Upon arrival, visit a local grocery store to stock up on essentials that align with your nutritional requirements. Accurate intake for your meals and snacks allows for better managing your daily calorie intake, even when dining out.

Stay Active 

Maintaining a balance between calories consumed and calories burned is crucial for weight management. Even on a trip, staying active can offset any increased calorie intake. Whether it’s a leisurely outdoor walk, a local gym visit, or a quick in-room workout, find an activity that suits your surroundings.

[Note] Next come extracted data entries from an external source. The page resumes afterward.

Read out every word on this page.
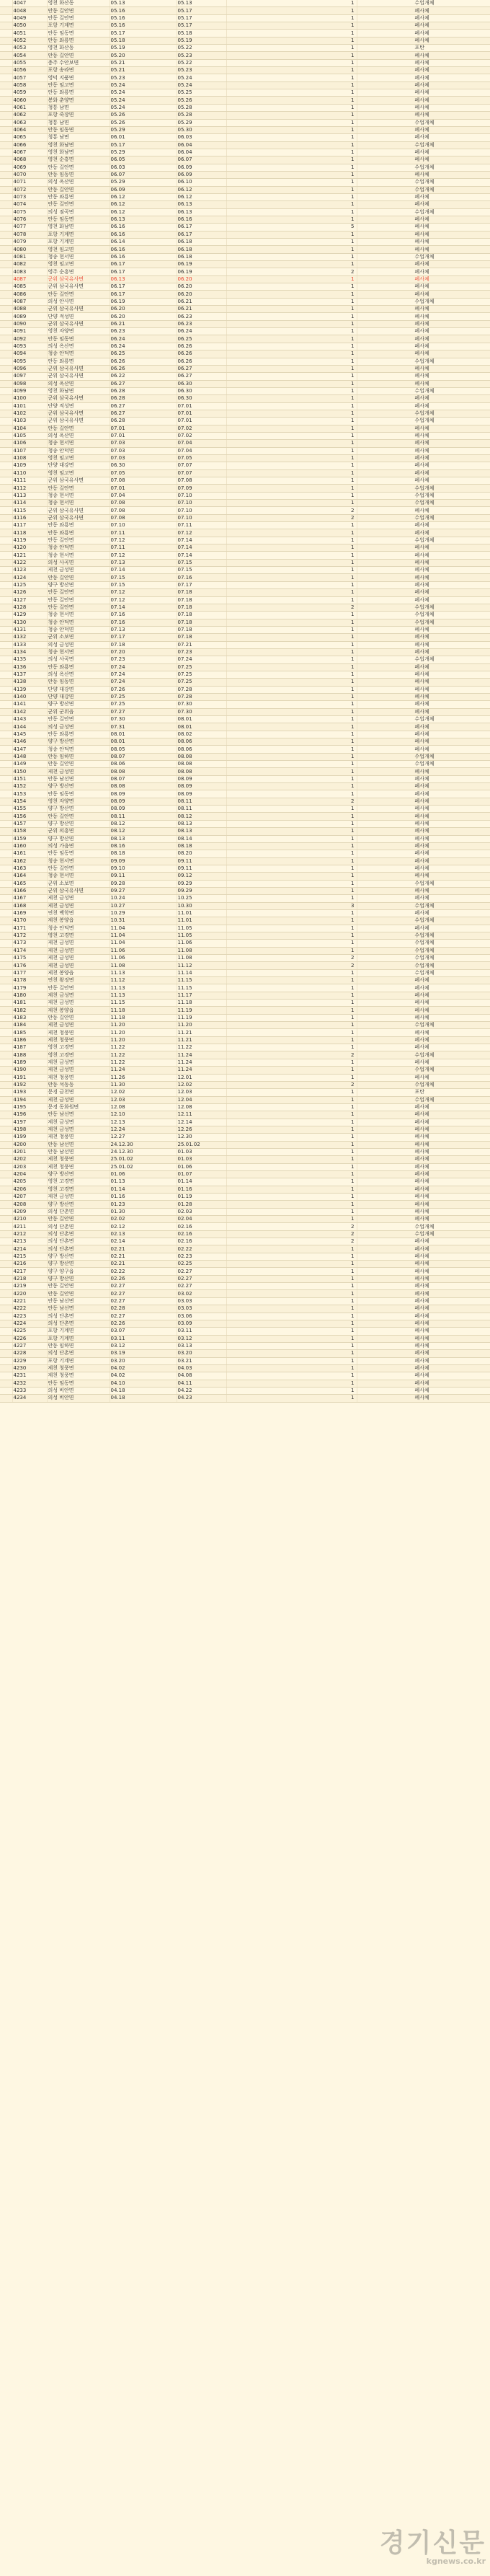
	4047	영천 화산동	05.13	05.13	1	수업개체	
	4048	안동 길안면	05.16	05.17	1	폐사체	
	4049	안동 길안면	05.16	05.17	1	폐사체	
	4050	포항 기계면	05.16	05.17	1	폐사체	
	4051	안동 임동면	05.17	05.18	1	폐사체	
	4052	안동 와룡면	05.18	05.19	1	폐사체	
	4053	영천 화산동	05.19	05.22	1	포탄	
	4054	안동 길안면	05.20	05.23	1	폐사체	
	4055	충주 수안보면	05.21	05.22	1	폐사체	
	4056	포항 송라면	05.21	05.23	1	폐사체	
	4057	영덕 지품면	05.23	05.24	1	폐사체	
	4058	안동 임고면	05.24	05.24	1	폐사체	
	4059	안동 와룡면	05.24	05.25	1	폐사체	
	4060	봉화 춘양면	05.24	05.26	1	폐사체	
	4061	청통 남면	05.24	05.28	1	폐사체	
	4062	포항 죽장면	05.26	05.28	1	폐사체	
	4063	청통 남면	05.26	05.29	1	수업개체	
	4064	안동 임동면	05.29	05.30	1	폐사체	
	4065	청통 남면	06.01	06.03	1	폐사체	
	4066	영천 화남면	05.17	06.04	1	수업개체	
	4067	영천 화남면	05.29	06.04	1	폐사체	
	4068	영천 순흥면	06.05	06.07	1	폐사체	
	4069	안동 길안면	06.03	06.09	1	수업개체	
	4070	안동 임동면	06.07	06.09	1	폐사체	
	4071	의성 옥산면	05.29	06.10	1	수업개체	
	4072	안동 길안면	06.09	06.12	1	수업개체	
	4073	안동 와룡면	06.12	06.12	1	폐사체	
	4074	안동 길안면	06.12	06.13	1	폐사체	
	4075	의성 점곡면	06.12	06.13	1	수업개체	
	4076	안동 임동면	06.13	06.16	1	폐사체	
	4077	영천 화남면	06.16	06.17	5	폐사체	
	4078	포항 기계면	06.16	06.17	1	폐사체	
	4079	포항 기계면	06.14	06.18	1	폐사체	
	4080	영천 임고면	06.16	06.18	1	폐사체	
	4081	청송 현서면	06.16	06.18	1	수업개체	
	4082	영천 임고면	06.17	06.19	1	폐사체	
	4083	영주 순흥면	06.17	06.19	2	폐사체	
	4087	군위 삼국유사면	06.13	06.20	1	폐사체	
	4085	군위 삼국유사면	06.17	06.20	1	폐사체	
	4086	안동 길안면	06.17	06.20	1	폐사체	
	4087	의성 안사면	06.19	06.21	1	수업개체	
	4088	군위 삼국유사면	06.20	06.21	1	폐사체	
	4089	단양 적성면	06.20	06.23	1	폐사체	
	4090	군위 삼국유사면	06.21	06.23	1	폐사체	
	4091	영천 자양면	06.23	06.24	1	폐사체	
	4092	안동 임동면	06.24	06.25	1	폐사체	
	4093	의성 옥산면	06.24	06.26	1	폐사체	
	4094	청송 안덕면	06.25	06.26	1	폐사체	
	4095	안동 와룡면	06.26	06.26	1	수업개체	
	4096	군위 삼국유사면	06.26	06.27	1	폐사체	
	4097	군위 삼국유사면	06.22	06.27	1	폐사체	
	4098	의성 옥산면	06.27	06.30	1	폐사체	
	4099	영천 화남면	06.28	06.30	1	수업개체	
	4100	군위 삼국유사면	06.28	06.30	1	폐사체	
	4101	단양 적성면	06.27	07.01	1	폐사체	
	4102	군위 삼국유사면	06.27	07.01	1	수업개체	
	4103	군위 삼국유사면	06.28	07.01	1	수업개체	
	4104	안동 길안면	07.01	07.02	1	폐사체	
	4105	의성 옥산면	07.01	07.02	1	폐사체	
	4106	청송 현서면	07.03	07.04	1	폐사체	
	4107	청송 안덕면	07.03	07.04	1	폐사체	
	4108	영천 임고면	07.03	07.05	1	폐사체	
	4109	단양 대강면	06.30	07.07	1	폐사체	
	4110	영천 임고면	07.05	07.07	1	폐사체	
	4111	군위 삼국유사면	07.08	07.08	1	폐사체	
	4112	안동 길안면	07.01	07.09	1	수업개체	
	4113	청송 현서면	07.04	07.10	1	수업개체	
	4114	청송 현서면	07.08	07.10	1	수업개체	
	4115	군위 삼국유사면	07.08	07.10	2	폐사체	
	4116	군위 삼국유사면	07.08	07.10	2	수업개체	
	4117	안동 와룡면	07.10	07.11	1	폐사체	
	4118	안동 와룡면	07.11	07.12	1	폐사체	
	4119	안동 길안면	07.12	07.14	1	수업개체	
	4120	청송 안덕면	07.11	07.14	1	폐사체	
	4121	청송 현서면	07.12	07.14	1	폐사체	
	4122	의성 사곡면	07.13	07.15	1	폐사체	
	4123	제천 금성면	07.14	07.15	1	폐사체	
	4124	안동 길안면	07.15	07.16	1	폐사체	
	4125	양구 방산면	07.15	07.17	1	폐사체	
	4126	안동 길안면	07.12	07.18	1	폐사체	
	4127	안동 길안면	07.12	07.18	1	폐사체	
	4128	안동 길안면	07.14	07.18	2	수업개체	
	4129	청송 현서면	07.16	07.18	1	수업개체	
	4130	청송 안덕면	07.16	07.18	1	수업개체	
	4131	청송 안덕면	07.13	07.18	1	폐사체	
	4132	군위 소보면	07.17	07.18	1	폐사체	
	4133	의성 금성면	07.18	07.21	1	폐사체	
	4134	청송 현서면	07.20	07.23	1	폐사체	
	4135	의성 사곡면	07.23	07.24	1	수업개체	
	4136	안동 와룡면	07.24	07.25	1	폐사체	
	4137	의성 옥산면	07.24	07.25	1	폐사체	
	4138	안동 임동면	07.24	07.25	1	폐사체	
	4139	단양 대강면	07.26	07.28	1	폐사체	
	4140	단양 대강면	07.25	07.28	1	폐사체	
	4141	양구 방산면	07.25	07.30	1	폐사체	
	4142	군위 군위읍	07.27	07.30	1	폐사체	
	4143	안동 길안면	07.30	08.01	1	수업개체	
	4144	의성 금성면	07.31	08.01	1	폐사체	
	4145	안동 와룡면	08.01	08.02	1	폐사체	
	4146	양구 방산면	08.01	08.06	1	폐사체	
	4147	청송 안덕면	08.05	08.06	1	폐사체	
	4148	안동 임하면	08.07	08.08	1	수업개체	
	4149	안동 길안면	08.06	08.08	1	수업개체	
	4150	제천 금성면	08.08	08.08	1	폐사체	
	4151	안동 남선면	08.07	08.09	1	폐사체	
	4152	양구 방산면	08.08	08.09	1	폐사체	
	4153	안동 임동면	08.09	08.09	1	폐사체	
	4154	영천 자양면	08.09	08.11	2	폐사체	
	4155	양구 방산면	08.09	08.11	1	폐사체	
	4156	안동 길안면	08.11	08.12	1	폐사체	
	4157	양구 방산면	08.12	08.13	1	폐사체	
	4158	군위 의흥면	08.12	08.13	1	폐사체	
	4159	양구 방산면	08.13	08.14	1	폐사체	
	4160	의성 가음면	08.16	08.18	1	폐사체	
	4161	안동 임동면	08.18	08.20	1	폐사체	
	4162	청송 현서면	09.09	09.11	1	폐사체	
	4163	안동 길안면	09.10	09.11	1	폐사체	
	4164	청송 현서면	09.11	09.12	1	폐사체	
	4165	군위 소보면	09.28	09.29	1	수업개체	
	4166	군위 삼국유사면	09.27	09.29	1	폐사체	
	4167	제천 금성면	10.24	10.25	1	폐사체	
	4168	제천 금성면	10.27	10.30	3	수업개체	
	4169	연천 백학면	10.29	11.01	1	폐사체	
	4170	제천 봉양읍	10.31	11.01	1	수업개체	
	4171	청송 안덕면	11.04	11.05	1	폐사체	
	4172	영천 고경면	11.04	11.05	1	수업개체	
	4173	제천 금성면	11.04	11.06	1	수업개체	
	4174	제천 금성면	11.06	11.08	1	수업개체	
	4175	제천 금성면	11.06	11.08	2	수업개체	
	4176	제천 금성면	11.08	11.12	2	수업개체	
	4177	제천 봉양읍	11.13	11.14	1	수업개체	
	4178	연천 왕징면	11.12	11.15	1	폐사체	
	4179	안동 길안면	11.13	11.15	1	폐사체	
	4180	제천 금성면	11.13	11.17	1	폐사체	
	4181	제천 금성면	11.15	11.18	1	폐사체	
	4182	제천 봉양읍	11.18	11.19	1	폐사체	
	4183	안동 길안면	11.18	11.19	1	폐사체	
	4184	제천 금성면	11.20	11.20	1	수업개체	
	4185	제천 청풍면	11.20	11.21	1	폐사체	
	4186	제천 청풍면	11.20	11.21	1	폐사체	
	4187	영천 고경면	11.22	11.22	1	폐사체	
	4188	영천 고경면	11.22	11.24	2	수업개체	
	4189	제천 금성면	11.22	11.24	1	폐사체	
	4190	제천 금성면	11.24	11.24	1	수업개체	
	4191	제천 청풍면	11.26	12.01	1	폐사체	
	4192	안동 석동동	11.30	12.02	2	수업개체	
	4193	문경 금천면	12.02	12.03	1	포탄	
	4194	제천 금성면	12.03	12.04	1	수업개체	
	4195	문경 동화원면	12.08	12.08	1	폐사체	
	4196	안동 남선면	12.10	12.11	1	폐사체	
	4197	제천 금성면	12.13	12.14	1	폐사체	
	4198	제천 금성면	12.24	12.26	1	폐사체	
	4199	제천 청풍면	12.27	12.30	1	폐사체	
	4200	안동 남선면	24.12.30	25.01.02	1	폐사체	
	4201	안동 남선면	24.12.30	01.03	1	폐사체	
	4202	제천 청풍면	25.01.02	01.03	1	폐사체	
	4203	제천 청풍면	25.01.02	01.06	1	폐사체	
	4204	양구 방산면	01.06	01.07	1	폐사체	
	4205	영천 고경면	01.13	01.14	1	폐사체	
	4206	영천 고경면	01.14	01.16	1	폐사체	
	4207	제천 금성면	01.16	01.19	1	폐사체	
	4208	양구 방산면	01.23	01.28	1	폐사체	
	4209	의성 단촌면	01.30	02.03	1	폐사체	
	4210	안동 길안면	02.02	02.04	1	폐사체	
	4211	의성 단촌면	02.12	02.16	2	수업개체	
	4212	의성 단촌면	02.13	02.16	2	수업개체	
	4213	의성 단촌면	02.14	02.16	2	폐사체	
	4214	의성 단촌면	02.21	02.22	1	폐사체	
	4215	양구 방산면	02.21	02.23	1	폐사체	
	4216	양구 방산면	02.21	02.25	1	폐사체	
	4217	양구 양구읍	02.22	02.27	1	폐사체	
	4218	양구 방산면	02.26	02.27	1	폐사체	
	4219	안동 길안면	02.27	02.27	1	폐사체	
	4220	안동 길안면	02.27	03.02	1	폐사체	
	4221	안동 남선면	02.27	03.03	1	폐사체	
	4222	안동 남선면	02.28	03.03	1	폐사체	
	4223	의성 단촌면	02.27	03.06	1	폐사체	
	4224	의성 단촌면	02.26	03.09	1	폐사체	
	4225	포항 기계면	03.07	03.11	1	폐사체	
	4226	포항 기계면	03.11	03.12	1	폐사체	
	4227	안동 임하면	03.12	03.13	1	폐사체	
	4228	의성 단촌면	03.19	03.20	1	폐사체	
	4229	포항 기계면	03.20	03.21	1	폐사체	
	4230	제천 청풍면	04.02	04.03	1	폐사체	
	4231	제천 청풍면	04.02	04.08	1	폐사체	
	4232	안동 임동면	04.10	04.11	1	폐사체	
	4233	의성 비안면	04.18	04.22	1	폐사체	
	4234	의성 비안면	04.18	04.23	1	폐사체	
경기신문
kgnews.co.kr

Dining out & Weight Management

Dining out poses challenges for travellers, but effective weight management strategies can make it seamless. Consider the following tips:

Inaccuracy and Uncertainty Surrounding Calorie Intake

  • Opt for a meal with a specified weight (e.g., 300g Steak).
  • Request dry-grilled options with no added oil.
  • Ask for sauces on the side.
  • Deconstruct the meal for accurate calorie estimation in your food tracker.
  • Make an informed guess based on similar food items in the tracker app.

Making Poor Choices

  • Focus on calorie density, not misleading labels.
  • Consider the calorie density of individual components in seemingly healthy meals.
  • Balance macronutrients with awareness of your daily intake.

Avoiding a Blowout

  • Save calories for the dine-out meal.
  • Prioritise higher protein intake earlier in the day.
  • Pre-plan dine-out meals in your food tracker.
  • Make wise choices regarding alcohol and beverages.
  • Stop eating when leaving the venue to avoid overindulgence.

Approach your trip with the right mindset, aligning effort with expectations. Pre-plan meals, stay committed and be mindful of goals. Flexibility is key—adapt to the environment while keeping long-term objectives in sight.

Incorporate these strategies and utilise a reliable calorie tracker app for a committed health journey on the go.